【第6回】教育福祉学科 中西 一彦 教授

【第6回】教育福祉学科 中西 一彦 教授

2022年8月

連載第6回は、教育福祉学科の中西 一彦 教授に語っていただきました。

みなさんも、活字にはまる1冊に出会えていますか?

図書館との出会いで思い深いのは、小学校5年の時のこと。初めての授業内でのクラブ活動、当然大好きな野球(ソフトボール)を選択。ところが、希望者多く抽選の結果、落選。やむを得ず「読書クラブ」へ。読書習慣のない児童は、ただただ時間をやり過ごすのみ。仕方なく借り出した本は、壷井栄『柿の木のある家』。図書館全体の情景は浮かばないものの、その本があった書架の棚だけは、今もくっきりと。

もちろん、中学校でも本は読まず、そのままやんちゃな高校生へ。
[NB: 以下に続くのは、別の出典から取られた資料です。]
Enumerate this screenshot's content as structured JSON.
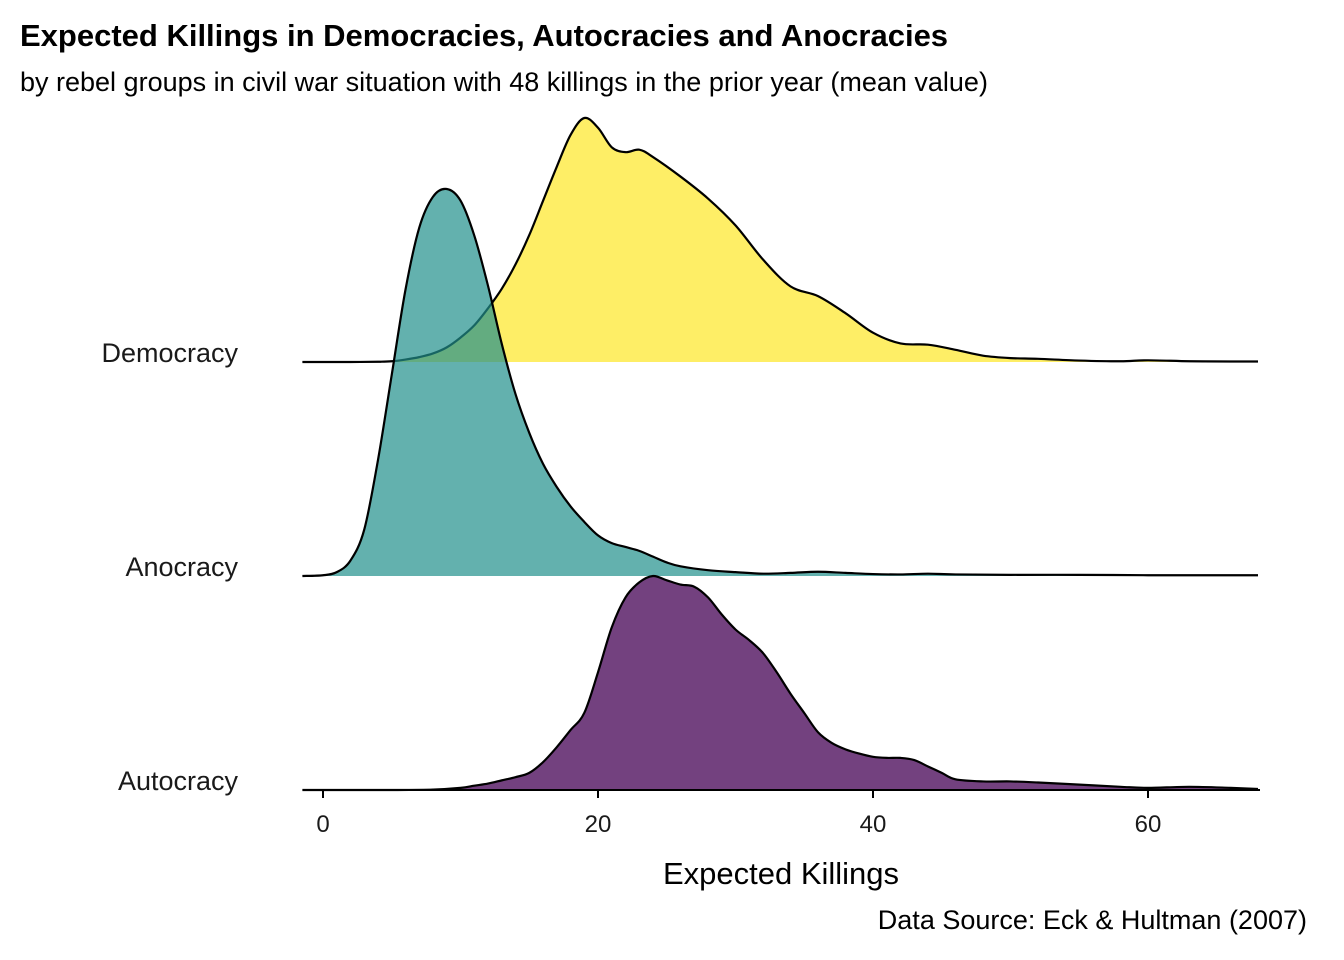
{
  "chart_data": {
    "type": "area",
    "subtype": "ridgeline",
    "title": "Expected Killings in Democracies, Autocracies and Anocracies",
    "subtitle": "by rebel groups in civil war situation with 48 killings in the prior year (mean value)",
    "xlabel": "Expected Killings",
    "ylabel": "",
    "caption": "Data Source: Eck & Hultman (2007)",
    "xlim": [
      -1.5,
      68
    ],
    "xticks": [
      0,
      20,
      40,
      60
    ],
    "xtick_labels": [
      "0",
      "20",
      "40",
      "60"
    ],
    "grid": false,
    "series": [
      {
        "name": "Democracy",
        "color": "#FDE725",
        "x": [
          -1.5,
          0,
          2,
          4,
          5,
          6,
          7,
          8,
          9,
          10,
          11,
          12,
          13,
          14,
          15,
          16,
          17,
          18,
          19,
          20,
          21,
          22,
          23,
          24,
          26,
          28,
          30,
          32,
          34,
          36,
          38,
          40,
          42,
          44,
          46,
          48,
          50,
          52,
          55,
          58,
          60,
          63,
          66,
          68
        ],
        "density": [
          0,
          0,
          0,
          0.001,
          0.003,
          0.01,
          0.02,
          0.035,
          0.06,
          0.1,
          0.15,
          0.22,
          0.3,
          0.4,
          0.52,
          0.66,
          0.8,
          0.93,
          1.0,
          0.96,
          0.88,
          0.86,
          0.87,
          0.84,
          0.76,
          0.67,
          0.56,
          0.42,
          0.31,
          0.27,
          0.2,
          0.12,
          0.076,
          0.071,
          0.05,
          0.026,
          0.016,
          0.013,
          0.006,
          0.003,
          0.007,
          0.003,
          0.002,
          0.002
        ]
      },
      {
        "name": "Anocracy",
        "color": "#21908C",
        "x": [
          -1.5,
          0,
          1,
          2,
          3,
          4,
          5,
          6,
          7,
          8,
          9,
          10,
          11,
          12,
          13,
          14,
          15,
          16,
          17,
          18,
          19,
          20,
          21,
          22,
          23,
          24,
          25,
          26,
          28,
          30,
          32,
          34,
          36,
          38,
          40,
          42,
          44,
          46,
          50,
          55,
          60,
          65,
          68
        ],
        "density": [
          0,
          0.002,
          0.01,
          0.04,
          0.12,
          0.3,
          0.52,
          0.74,
          0.9,
          0.98,
          1.0,
          0.97,
          0.88,
          0.75,
          0.6,
          0.47,
          0.37,
          0.29,
          0.23,
          0.18,
          0.14,
          0.105,
          0.085,
          0.075,
          0.065,
          0.05,
          0.035,
          0.025,
          0.015,
          0.01,
          0.006,
          0.008,
          0.011,
          0.008,
          0.005,
          0.004,
          0.006,
          0.004,
          0.003,
          0.003,
          0.002,
          0.002,
          0.002
        ]
      },
      {
        "name": "Autocracy",
        "color": "#440154",
        "x": [
          -1.5,
          0,
          5,
          8,
          10,
          11,
          12,
          13,
          14,
          15,
          16,
          17,
          18,
          19,
          20,
          21,
          22,
          23,
          24,
          25,
          26,
          27,
          28,
          29,
          30,
          31,
          32,
          33,
          34,
          35,
          36,
          37,
          38,
          39,
          40,
          41,
          42,
          43,
          44,
          45,
          46,
          48,
          50,
          52,
          55,
          58,
          60,
          63,
          66,
          68
        ],
        "density": [
          0,
          0,
          0,
          0.002,
          0.01,
          0.02,
          0.03,
          0.045,
          0.06,
          0.08,
          0.13,
          0.2,
          0.28,
          0.36,
          0.55,
          0.76,
          0.9,
          0.97,
          1.0,
          0.98,
          0.96,
          0.95,
          0.9,
          0.82,
          0.75,
          0.7,
          0.64,
          0.55,
          0.45,
          0.36,
          0.27,
          0.22,
          0.19,
          0.17,
          0.155,
          0.15,
          0.15,
          0.14,
          0.11,
          0.08,
          0.05,
          0.04,
          0.04,
          0.035,
          0.025,
          0.015,
          0.01,
          0.015,
          0.01,
          0.005
        ]
      }
    ]
  }
}
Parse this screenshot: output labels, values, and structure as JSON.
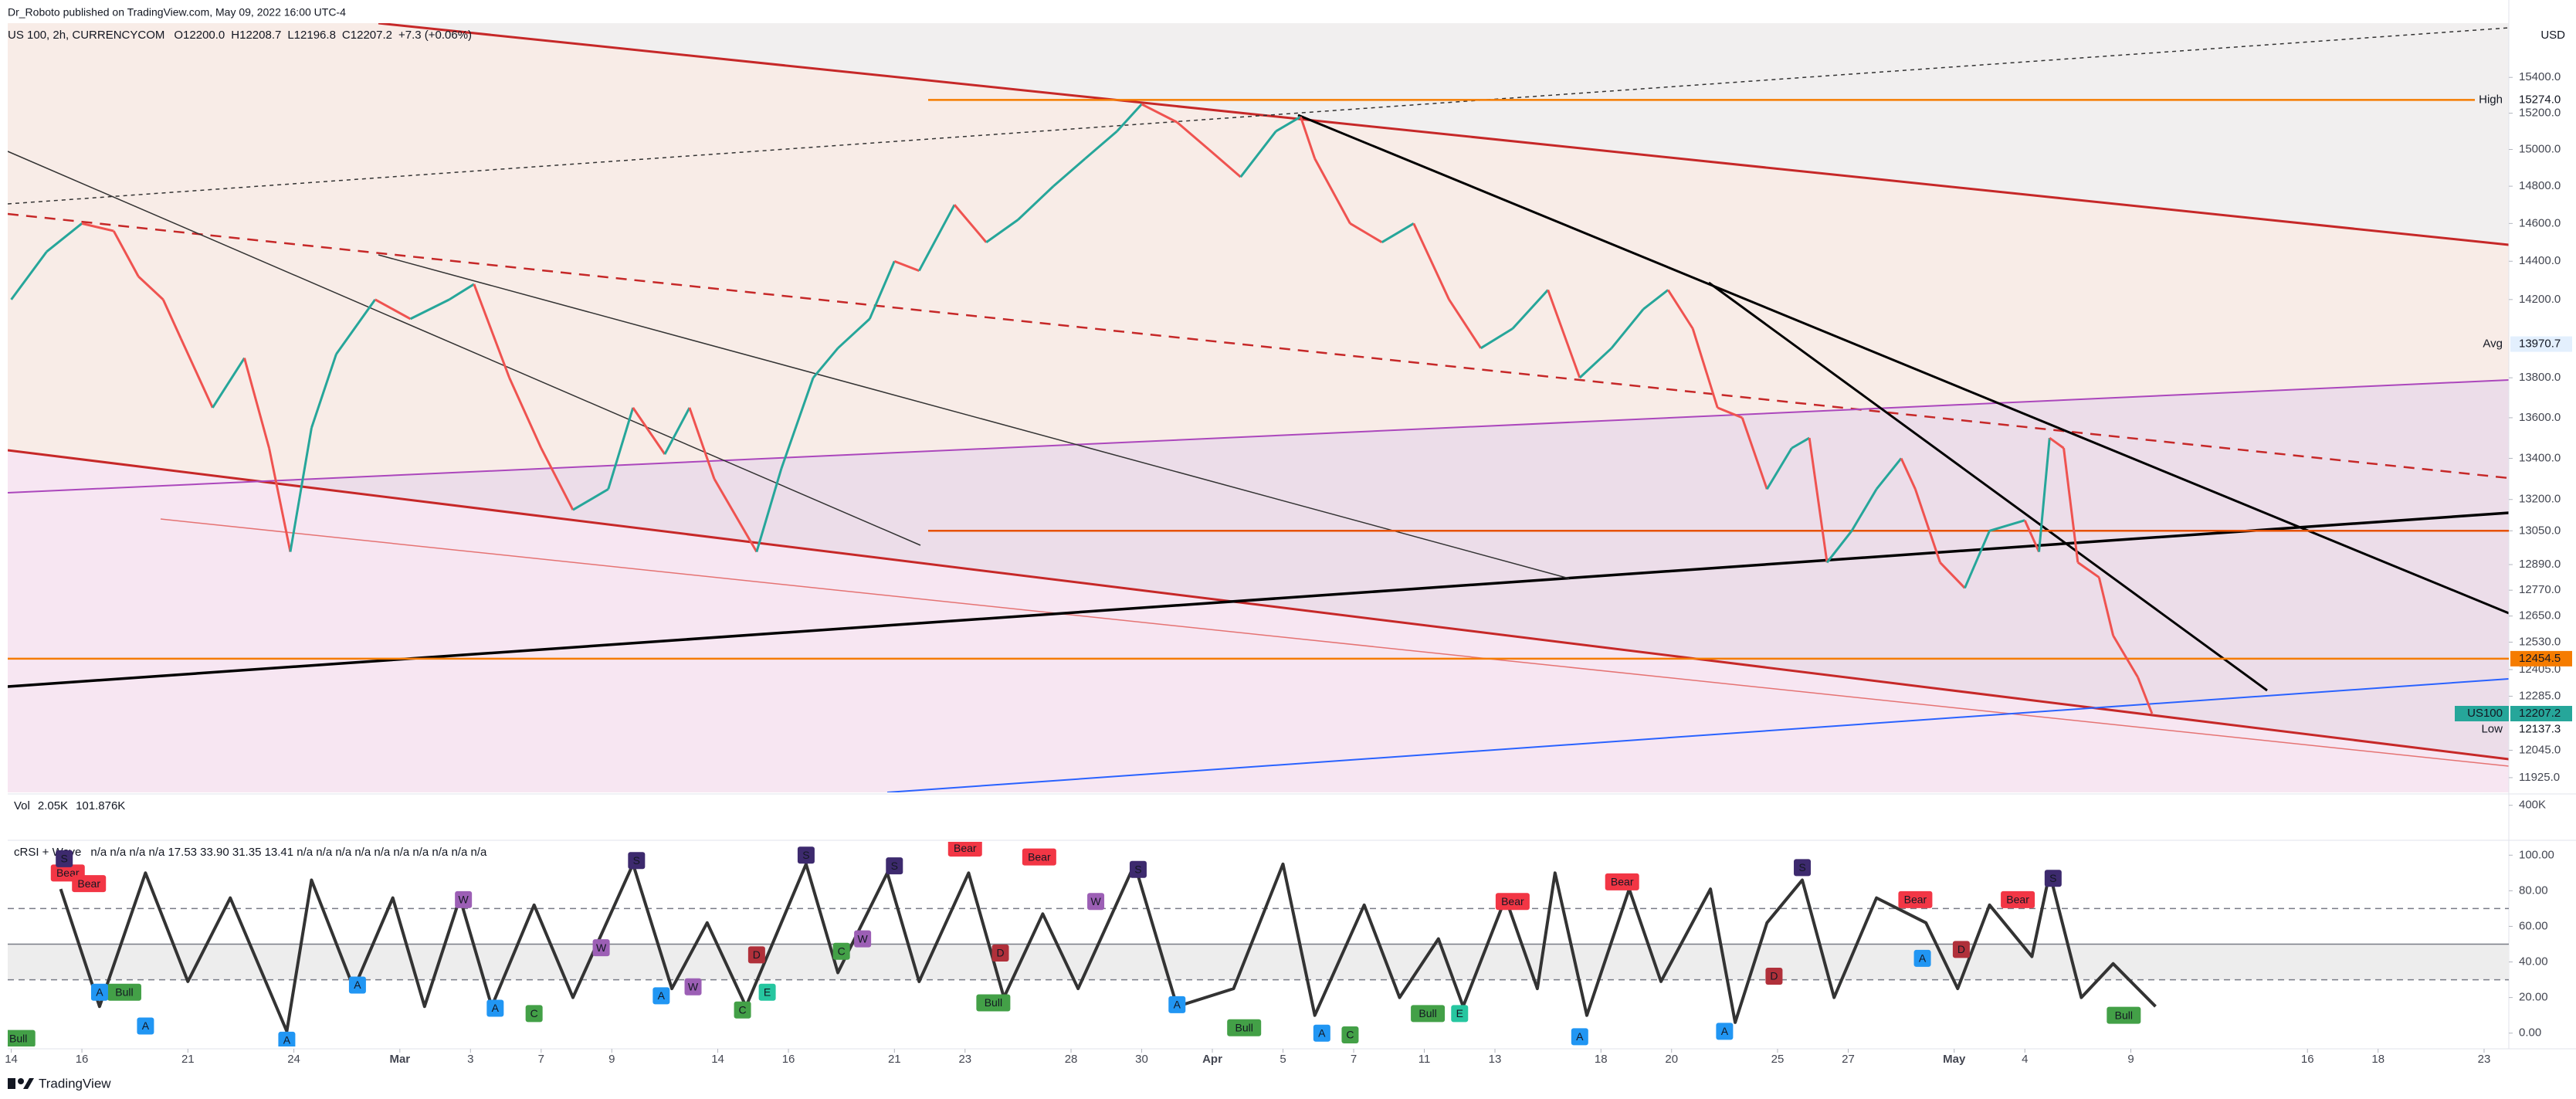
{
  "header": {
    "publisher": "Dr_Roboto published on TradingView.com, May 09, 2022 16:00 UTC-4",
    "footer": "TradingView"
  },
  "chart_data": [
    {
      "type": "candles",
      "title": "US 100, 2h, CURRENCYCOM",
      "legend_values": [
        "O12200.0",
        "H12208.7",
        "L12196.8",
        "C12207.2",
        "+7.3 (+0.06%)"
      ],
      "currency": "USD",
      "log_scale": true,
      "ylim": [
        11861,
        15708
      ],
      "xlim": [
        -0.1,
        70.7
      ],
      "yticks": [
        {
          "value": 15400,
          "label": "15400.0"
        },
        {
          "value": 15200,
          "label": "15200.0"
        },
        {
          "value": 15000,
          "label": "15000.0"
        },
        {
          "value": 14800,
          "label": "14800.0"
        },
        {
          "value": 14600,
          "label": "14600.0"
        },
        {
          "value": 14400,
          "label": "14400.0"
        },
        {
          "value": 14200,
          "label": "14200.0"
        },
        {
          "value": 13800,
          "label": "13800.0"
        },
        {
          "value": 13600,
          "label": "13600.0"
        },
        {
          "value": 13400,
          "label": "13400.0"
        },
        {
          "value": 13200,
          "label": "13200.0"
        },
        {
          "value": 13050,
          "label": "13050.0"
        },
        {
          "value": 12890,
          "label": "12890.0"
        },
        {
          "value": 12770,
          "label": "12770.0"
        },
        {
          "value": 12650,
          "label": "12650.0"
        },
        {
          "value": 12530,
          "label": "12530.0"
        },
        {
          "value": 12405,
          "label": "12405.0"
        },
        {
          "value": 12285,
          "label": "12285.0"
        },
        {
          "value": 12045,
          "label": "12045.0"
        },
        {
          "value": 11925,
          "label": "11925.0"
        }
      ],
      "xticks": [
        {
          "value": 0,
          "label": "14"
        },
        {
          "value": 2,
          "label": "16"
        },
        {
          "value": 5,
          "label": "21"
        },
        {
          "value": 8,
          "label": "24"
        },
        {
          "value": 11,
          "label": "Mar"
        },
        {
          "value": 13,
          "label": "3"
        },
        {
          "value": 15,
          "label": "7"
        },
        {
          "value": 17,
          "label": "9"
        },
        {
          "value": 20,
          "label": "14"
        },
        {
          "value": 22,
          "label": "16"
        },
        {
          "value": 25,
          "label": "21"
        },
        {
          "value": 27,
          "label": "23"
        },
        {
          "value": 30,
          "label": "28"
        },
        {
          "value": 32,
          "label": "30"
        },
        {
          "value": 34,
          "label": "Apr"
        },
        {
          "value": 36,
          "label": "5"
        },
        {
          "value": 38,
          "label": "7"
        },
        {
          "value": 40,
          "label": "11"
        },
        {
          "value": 42,
          "label": "13"
        },
        {
          "value": 45,
          "label": "18"
        },
        {
          "value": 47,
          "label": "20"
        },
        {
          "value": 50,
          "label": "25"
        },
        {
          "value": 52,
          "label": "27"
        },
        {
          "value": 55,
          "label": "May"
        },
        {
          "value": 57,
          "label": "4"
        },
        {
          "value": 60,
          "label": "9"
        },
        {
          "value": 65,
          "label": "16"
        },
        {
          "value": 67,
          "label": "18"
        },
        {
          "value": 70,
          "label": "23"
        }
      ],
      "x": [
        0,
        1.0,
        2.0,
        2.9,
        3.6,
        4.3,
        4.8,
        5.7,
        6.6,
        7.3,
        7.9,
        8.5,
        9.2,
        10.3,
        11.3,
        12.4,
        13.1,
        14.1,
        15.0,
        15.9,
        16.9,
        17.6,
        18.5,
        19.2,
        19.9,
        21.1,
        21.8,
        22.7,
        23.4,
        24.3,
        25.0,
        25.7,
        26.7,
        27.6,
        28.5,
        29.5,
        30.4,
        31.3,
        32.0,
        33.0,
        33.9,
        34.8,
        35.8,
        36.5,
        36.9,
        37.9,
        38.8,
        39.7,
        40.7,
        41.6,
        42.5,
        43.5,
        44.4,
        45.3,
        46.2,
        46.9,
        47.6,
        48.3,
        49.0,
        49.7,
        50.4,
        50.9,
        51.4,
        52.1,
        52.8,
        53.5,
        53.9,
        54.6,
        55.3,
        56.0,
        57.0,
        57.4,
        57.7,
        58.1,
        58.5,
        59.1,
        59.5,
        60.2,
        60.6
      ],
      "series": [
        {
          "name": "US100",
          "color_up": "#26a69a",
          "color_down": "#ef5350",
          "values": [
            14200,
            14450,
            14600,
            14560,
            14320,
            14200,
            14000,
            13650,
            13900,
            13450,
            12950,
            13550,
            13920,
            14200,
            14100,
            14200,
            14280,
            13800,
            13450,
            13150,
            13250,
            13650,
            13420,
            13650,
            13300,
            12950,
            13350,
            13800,
            13950,
            14100,
            14400,
            14350,
            14700,
            14500,
            14620,
            14800,
            14950,
            15100,
            15250,
            15150,
            15000,
            14850,
            15100,
            15180,
            14950,
            14600,
            14500,
            14600,
            14200,
            13950,
            14050,
            14250,
            13800,
            13950,
            14150,
            14250,
            14050,
            13650,
            13600,
            13250,
            13450,
            13500,
            12900,
            13050,
            13250,
            13400,
            13250,
            12900,
            12780,
            13050,
            13100,
            12950,
            13500,
            13450,
            12900,
            12830,
            12560,
            12370,
            12207.2
          ]
        }
      ],
      "levels": [
        {
          "name": "High",
          "value": 15274,
          "label": "15274.0",
          "color": "#f57c00"
        },
        {
          "name": "Avg",
          "value": 13970.7,
          "label": "13970.7",
          "color": "#e3effd"
        },
        {
          "name": "Low",
          "value": 12137.3,
          "label": "12137.3",
          "color": "#ffffff"
        }
      ],
      "markers": [
        {
          "value": 12454.5,
          "label": "12454.5",
          "color": "#f57c00"
        },
        {
          "name": "US100",
          "value": 12207.2,
          "label": "12207.2",
          "color": "#26a69a"
        }
      ],
      "hlines": [
        {
          "value": 13050,
          "color": "#e65100"
        }
      ]
    },
    {
      "type": "volume",
      "title": "Vol",
      "legend_values": [
        "2.05K",
        "101.876K"
      ],
      "ylim": [
        0,
        520000
      ],
      "yticks": [
        {
          "value": 400000,
          "label": "400K"
        }
      ]
    },
    {
      "type": "line",
      "title": "cRSI + Wave",
      "legend": "n/a n/a n/a n/a 17.53 33.90 31.35 13.41 n/a n/a n/a n/a n/a n/a n/a n/a n/a n/a",
      "ylim": [
        -7.5,
        107.5
      ],
      "yticks": [
        {
          "value": 100,
          "label": "100.00"
        },
        {
          "value": 80,
          "label": "80.00"
        },
        {
          "value": 60,
          "label": "60.00"
        },
        {
          "value": 40,
          "label": "40.00"
        },
        {
          "value": 20,
          "label": "20.00"
        },
        {
          "value": 0,
          "label": "0.00"
        }
      ],
      "levels": [
        70,
        50,
        30
      ],
      "x": [
        1.4,
        2.5,
        3.8,
        5.0,
        6.2,
        7.8,
        8.5,
        9.7,
        10.8,
        11.7,
        12.7,
        13.6,
        14.8,
        15.9,
        17.6,
        18.7,
        19.7,
        20.8,
        22.5,
        23.4,
        24.8,
        25.7,
        27.1,
        28.1,
        29.2,
        30.2,
        31.8,
        33.0,
        34.6,
        36.0,
        36.9,
        38.3,
        39.3,
        40.4,
        41.1,
        42.3,
        43.2,
        43.7,
        44.6,
        45.8,
        46.7,
        48.1,
        48.8,
        49.7,
        50.7,
        51.6,
        52.8,
        54.2,
        55.1,
        56.0,
        57.2,
        57.7,
        58.6,
        59.5,
        60.7
      ],
      "series": [
        {
          "color": "#333333",
          "values": [
            81,
            15,
            90,
            29,
            76,
            1,
            86,
            25,
            76,
            15,
            76,
            15,
            72,
            20,
            95,
            25,
            62,
            15,
            95,
            34,
            90,
            29,
            90,
            20,
            67,
            25,
            95,
            15,
            25,
            95,
            10,
            72,
            20,
            53,
            15,
            76,
            25,
            90,
            10,
            81,
            29,
            81,
            6,
            62,
            86,
            20,
            76,
            62,
            25,
            72,
            43,
            90,
            20,
            39,
            15
          ]
        }
      ],
      "badge_colors": {
        "Bear": "#f23645",
        "Bull": "#43a047",
        "A": "#2196f3",
        "C": "#43a047",
        "E": "#26c6a0",
        "S": "#3d2a6e",
        "W": "#9c5fb5",
        "D": "#b0303a"
      },
      "badges": [
        {
          "text": "Bear",
          "x": 1.6,
          "y": 90
        },
        {
          "text": "Bear",
          "x": 2.2,
          "y": 84
        },
        {
          "text": "Bear",
          "x": 27.0,
          "y": 104
        },
        {
          "text": "Bear",
          "x": 29.1,
          "y": 99
        },
        {
          "text": "Bear",
          "x": 42.5,
          "y": 74
        },
        {
          "text": "Bear",
          "x": 45.6,
          "y": 85
        },
        {
          "text": "Bear",
          "x": 53.9,
          "y": 75
        },
        {
          "text": "Bear",
          "x": 56.8,
          "y": 75
        },
        {
          "text": "Bull",
          "x": 0.2,
          "y": -3
        },
        {
          "text": "Bull",
          "x": 3.2,
          "y": 23
        },
        {
          "text": "Bull",
          "x": 27.8,
          "y": 17
        },
        {
          "text": "Bull",
          "x": 34.9,
          "y": 3
        },
        {
          "text": "Bull",
          "x": 40.1,
          "y": 11
        },
        {
          "text": "Bull",
          "x": 59.8,
          "y": 10
        },
        {
          "text": "A",
          "x": 2.5,
          "y": 23
        },
        {
          "text": "A",
          "x": 3.8,
          "y": 4
        },
        {
          "text": "A",
          "x": 7.8,
          "y": -4
        },
        {
          "text": "A",
          "x": 9.8,
          "y": 27
        },
        {
          "text": "A",
          "x": 13.7,
          "y": 14
        },
        {
          "text": "A",
          "x": 18.4,
          "y": 21
        },
        {
          "text": "A",
          "x": 33.0,
          "y": 16
        },
        {
          "text": "A",
          "x": 37.1,
          "y": 0
        },
        {
          "text": "A",
          "x": 44.4,
          "y": -2
        },
        {
          "text": "A",
          "x": 48.5,
          "y": 1
        },
        {
          "text": "A",
          "x": 54.1,
          "y": 42
        },
        {
          "text": "C",
          "x": 14.8,
          "y": 11
        },
        {
          "text": "C",
          "x": 20.7,
          "y": 13
        },
        {
          "text": "C",
          "x": 37.9,
          "y": -1
        },
        {
          "text": "C",
          "x": 23.5,
          "y": 46
        },
        {
          "text": "E",
          "x": 21.4,
          "y": 23
        },
        {
          "text": "E",
          "x": 41.0,
          "y": 11
        },
        {
          "text": "S",
          "x": 1.5,
          "y": 98
        },
        {
          "text": "S",
          "x": 17.7,
          "y": 97
        },
        {
          "text": "S",
          "x": 22.5,
          "y": 100
        },
        {
          "text": "S",
          "x": 25.0,
          "y": 94
        },
        {
          "text": "S",
          "x": 31.9,
          "y": 92
        },
        {
          "text": "S",
          "x": 50.7,
          "y": 93
        },
        {
          "text": "S",
          "x": 57.8,
          "y": 87
        },
        {
          "text": "W",
          "x": 12.8,
          "y": 75
        },
        {
          "text": "W",
          "x": 16.7,
          "y": 48
        },
        {
          "text": "W",
          "x": 19.3,
          "y": 26
        },
        {
          "text": "W",
          "x": 24.1,
          "y": 53
        },
        {
          "text": "W",
          "x": 30.7,
          "y": 74
        },
        {
          "text": "D",
          "x": 21.1,
          "y": 44
        },
        {
          "text": "D",
          "x": 28.0,
          "y": 45
        },
        {
          "text": "D",
          "x": 55.2,
          "y": 47
        },
        {
          "text": "D",
          "x": 49.9,
          "y": 32
        }
      ]
    }
  ]
}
授業を受ける建物とは離れて、別館として図書館が存在。めったに訪れない生徒が、友人とたまたま館内へ。そこで「購入希望図書用紙」を発見。試しにと数日前に新聞の書評欄で見つけた書名を記入し、提出箱へ。しばらくして確かめに顔を出すと新着本コーナーに、和歌森太郎『日本史の虚像と実像』が背表紙をこちらへ向けていた。

浪人時代に時間を持て余して、足を運んだ駅近くの書店で、源氏鶏太『時計台の文字盤』を手に取り、それをきっかけに活字にはまる。その後は自宅にも、今の研究室にも本が溢れかえるという状況が半世紀近く続いている。

図書館は静かにしなければいけないところというイメージが強く、足踏みする人も。また活字が苦手だと、その空間に活字が跋扈しているような錯覚に陥る人もいるかもしれない。しかしながら、人間の最大の発明は印刷術と言われ、それを具現化しているのが活字である。

文化として残された人類の叡智を活字によって味わえる場が、図書館。しかも今ではそこに映像も含めたメディアの数々が加わり、メディア・ライブラリーとして凄味を増している。

海外だけでなく、国内においても「図書館」は、その建物自体から文化情報発信センターとして人々の未来を担う役割を果たしている。まずは身近な住まい近くの図書館で、そして大学においてはメディア・ライブラリーで、あなたの居場所探しから始めてみませんか。

最後に、教員生活40数年の今も支えとなっている本は、大村はま『教えるということ』であるということだけを記して、拙稿拙文の終わりとしたい。